Accounts and addresses#
The Tezos ledger currently supports two types of accounts that can hold tokens (and be the destinations of transactions), identified by distinct addresses:
A user account (or implicit account) is a non-programmable account, whose tokens are spendable and delegatable by the owner of a private key. Its address is the hash of the public key, prefixed by
tz1,tz2,tz3ortz4.A smart contract is a programmable account, associated with some Michelson code and a piece of data storage. The address of a smart contract is a unique hash that depends on the operation that led to its creation, called origination, prefixed by
KT1. This is why smart contracts are also called originated accounts.
Finally, addresses prefixed with sr1 identify Smart Rollups.
User accounts#
From the economic protocol’s point of view, user accounts are considered as a particular case of smart contracts that always succeed in receiving tokens or tickets, and do nothing else. Transferring toward a user account succeeds even if the address of the account has never appeared on the chain before. This is why user accounts are also called implicit accounts.
Transactions that are signed by the private key corresponding to the public key hash, i.e. address of the account can spend its tokens. Each prefix for addresses denotes a different cryptographic signing scheme. They are briefly described below from a user point of view.

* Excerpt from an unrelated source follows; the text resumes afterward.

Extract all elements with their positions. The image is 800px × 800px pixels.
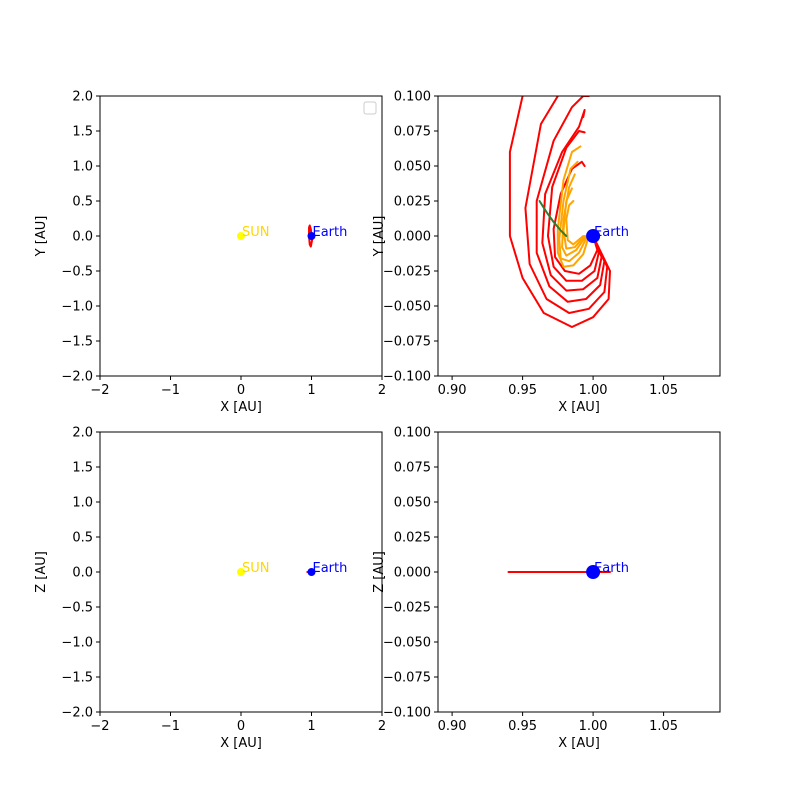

The sizes of public keys, secret keys and signatures may differ between the different schemes but addresses are always 20 bytes long.
tz1: Ed25519#
Addresses that start with the tz1 prefix are hashes of Ed25519 public keys
and signatures must be produced by using the EdDSA signature scheme with the Curve25519 curve. This is the default scheme of Octez when, e.g.,
generating key pairs. It is also the recommended cryptographic scheme to use
because it offers better security guarantees than EcDSA and has good performance
on most hardware. It may not be available in all wallets or on all dedicated
chips which is why Tezos supports multiple schemes.
tz2: Secp256k1#
Addresses that start with the tz2 prefix are hashes of Secp256k1 public keys
and signatures must be produced by using the EcDSA signature scheme
with the Secp256k1 curve. Secp256k1 is
notably the cryptographic scheme used by Bitcoin and Ethereum. This means that
private keys and addresses used on Bitcoin can also be used on Tezos.
tz3: P-256#
Addresses that start with the tz3 prefix are hashes of P-256 public keys and
signatures must be produced by using the EcDSA signature scheme
with the P-256 curve, also known as
Secp256r1. This is one of the curves for EcDSA recommended by NIST. It is also
often the only cryptographic scheme supported by HSMs (Hardware Security
Modules) of cloud providers.
tz4: BLS#
Addresses that start with the tz4 prefix are hashes of BLS public keys and
signatures must be produced by using the BLS signature scheme with
the BLS12-381 curve. One
particularity of BLS signatures is that they are aggregatable. This means that
multiple signatures can be aggregated into one, and later verified as having
been produced for the correct expected public keys. This allows for numerous
applications like multi-signatures schemes, multi-party key exchanges,
signatures compaction, etc. BLS is notably used by Zcash and Ethereum 2.0.
Starting in protocol S, tz4 addresses can be used by bakers, to forge blocks
and consensus operations. The aggregatable property of BLS signatures is used with
consensus operations to reduce the size signatures take in each block. Such bakers that
also wish to participate in the DAL are required to register a companion key,
that is used to sign the DAL specific attestation and aggregate it with the regular attestation.
Smart contracts#
A transaction to a smart contract address can provide data and optionally some tokens, and triggers the execution of the code, which may read and update the storage. The transaction can succeed or fail, according to the transaction semantics.